Арсений молчал минуту другую, мял нижнюю губу. Даже голова как будто прошла. Так и есть, на улице тучи заволокли небо, и мягкими хлопьями начал падать снег.

– А вы-то какое ко всему этому имеете отношение, Аграфена Федоровна? – наконец спросил он. – Вас кто-то видел?

– Ну да, – кивнула Толстая. – Этот второй. Носатый. Он хотел выйти через будуар, но Каподистрия его выволок и указал на другую дверь, через библиотеку. Тот еще возмущался, что Иван Антонович позволил себе вести важный разговор, когда за стенкой у него… А Каподистрия бросил: «Да ее из пушки не разбудишь».

– Вы его рассмотрели?

– Кого?

– Карла. Носатого.

– Ну, да-а. Говорю, нос такой костистый, большой и глаза круглые, как у попугая. Только совсем пустые. Неприятные.

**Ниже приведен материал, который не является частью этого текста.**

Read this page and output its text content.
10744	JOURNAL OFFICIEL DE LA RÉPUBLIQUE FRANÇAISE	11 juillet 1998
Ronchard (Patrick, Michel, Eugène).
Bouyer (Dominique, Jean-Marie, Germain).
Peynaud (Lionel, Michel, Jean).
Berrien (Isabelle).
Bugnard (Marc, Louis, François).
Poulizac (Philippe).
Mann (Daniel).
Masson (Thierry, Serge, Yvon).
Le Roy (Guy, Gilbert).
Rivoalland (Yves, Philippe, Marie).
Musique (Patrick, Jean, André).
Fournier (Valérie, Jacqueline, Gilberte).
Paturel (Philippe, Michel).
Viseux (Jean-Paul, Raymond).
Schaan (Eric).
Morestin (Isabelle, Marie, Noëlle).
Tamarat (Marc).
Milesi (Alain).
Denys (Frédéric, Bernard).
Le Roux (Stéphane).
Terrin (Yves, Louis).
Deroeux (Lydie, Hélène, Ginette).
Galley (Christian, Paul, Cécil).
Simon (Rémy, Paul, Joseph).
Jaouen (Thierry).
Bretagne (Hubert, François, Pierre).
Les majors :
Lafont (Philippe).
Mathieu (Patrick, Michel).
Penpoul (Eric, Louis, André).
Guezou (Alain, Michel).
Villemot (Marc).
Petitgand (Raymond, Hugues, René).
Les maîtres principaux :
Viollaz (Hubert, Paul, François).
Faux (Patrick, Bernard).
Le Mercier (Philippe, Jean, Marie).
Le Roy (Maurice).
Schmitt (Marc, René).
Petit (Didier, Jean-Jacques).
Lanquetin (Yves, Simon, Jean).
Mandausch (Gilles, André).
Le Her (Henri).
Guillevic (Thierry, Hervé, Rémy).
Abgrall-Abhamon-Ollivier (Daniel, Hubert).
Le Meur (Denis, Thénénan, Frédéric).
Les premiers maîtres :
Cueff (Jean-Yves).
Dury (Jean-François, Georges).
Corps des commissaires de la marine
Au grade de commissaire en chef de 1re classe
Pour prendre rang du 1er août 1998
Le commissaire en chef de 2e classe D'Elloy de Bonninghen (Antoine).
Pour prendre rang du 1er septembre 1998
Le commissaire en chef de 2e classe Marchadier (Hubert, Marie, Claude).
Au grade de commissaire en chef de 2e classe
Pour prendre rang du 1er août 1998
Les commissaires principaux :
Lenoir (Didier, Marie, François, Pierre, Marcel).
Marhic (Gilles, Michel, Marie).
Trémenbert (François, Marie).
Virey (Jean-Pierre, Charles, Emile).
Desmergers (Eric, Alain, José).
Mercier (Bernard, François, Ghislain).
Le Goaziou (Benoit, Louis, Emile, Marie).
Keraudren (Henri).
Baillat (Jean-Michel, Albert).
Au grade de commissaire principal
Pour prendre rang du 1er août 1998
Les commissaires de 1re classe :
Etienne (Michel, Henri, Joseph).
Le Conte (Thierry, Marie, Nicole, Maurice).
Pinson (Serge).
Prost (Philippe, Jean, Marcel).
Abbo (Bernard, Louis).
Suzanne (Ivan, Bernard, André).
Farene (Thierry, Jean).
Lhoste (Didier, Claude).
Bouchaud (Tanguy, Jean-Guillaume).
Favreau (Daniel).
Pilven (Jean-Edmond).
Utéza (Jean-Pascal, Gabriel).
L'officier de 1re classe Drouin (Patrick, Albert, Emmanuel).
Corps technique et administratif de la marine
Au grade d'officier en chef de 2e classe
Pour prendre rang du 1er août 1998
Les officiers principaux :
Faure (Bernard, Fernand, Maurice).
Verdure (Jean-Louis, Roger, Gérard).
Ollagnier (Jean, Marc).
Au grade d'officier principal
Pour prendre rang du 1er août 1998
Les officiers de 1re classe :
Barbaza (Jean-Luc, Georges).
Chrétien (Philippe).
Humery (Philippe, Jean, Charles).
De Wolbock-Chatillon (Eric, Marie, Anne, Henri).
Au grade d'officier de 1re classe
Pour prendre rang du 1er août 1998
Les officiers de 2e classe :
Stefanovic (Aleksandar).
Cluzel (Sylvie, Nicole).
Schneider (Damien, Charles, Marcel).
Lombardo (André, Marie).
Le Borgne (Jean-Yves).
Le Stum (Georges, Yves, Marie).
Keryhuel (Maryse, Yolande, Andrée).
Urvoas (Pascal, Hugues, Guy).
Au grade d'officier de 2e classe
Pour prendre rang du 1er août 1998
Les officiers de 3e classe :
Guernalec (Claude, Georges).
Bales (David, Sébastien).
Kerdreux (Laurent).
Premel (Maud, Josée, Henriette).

«Много в мире попугаев с приятными, полными огня очами!»

– Это Нессельроде. Ума не приложу, как вы могли его не узнать, – с укоризной произнес Арсений вслух.

– Я разве чиновник Министерства иностранных дел? – возмутилась гостья. – Маленький, как карлик. Буду я его рассматривать!

– А вот он, как видно, вас рассмотрел.

– Ну и что? – мадемуазель Толстая опять напустила на себя обычную наглость. – Мне есть что показать. Вы обещали про легитимизм.

– Вам это надо? – со вздохом спросил генерал.

– Если меня зарежут, то хотелось бы знать, за что.

– Ладно. Легитимизм – это преданность принципам наследственной монархии.

На лице Аграфены не отразилось ничего.

– Проще говоря, когда кончилась война, победившие стороны создали Священный союз, чтобы не допустить в Европе новых революций. Главный принцип – не позволять подданным бунтовать против своих государей. А греки в Турции возьми да и восстань. Император в трудном положении. Они наши единоверцы. Но они же изменили своему султану. На что постоянно указывают австрийцы – наши союзники.

Аграфена боднула головой.

– Вы слишком много сразу говорите, Сеня. Я в толк не возьму: почему мы должны быть чем-то обязаны султану? Он же турок? И он действительно режет людей. А еще непонятно, какое право австрийцы имеют нам указывать? Много они помогали в войну?

Закревский смерил гостью снисходительным взглядом.

– Аграфена Федоровна, этими вопросами задается вся Россия. Вряд ли мы с вами их разрешим. Скажу попросту. У нас два статс-секретаря по иностранным делам – грек Каподистрия и немец Нессельроде. А еще раньше был поляк Адам Чарторыйский. Вам все ясно?

Толстая засмеялась.

– Для разнообразия не хватает русского.

– Очень не хватает, – кивнул генерал. – Кстати, вы не помните, что такое «грандефлер»?

– Такой очень дорогой цветок. Голландский.

Из прихожей послышалась возня. Явился доктор. Денщик Тихон провел его в гостиную и враждебно уставился на Толстую, мол, шла бы ты отсюда, девка.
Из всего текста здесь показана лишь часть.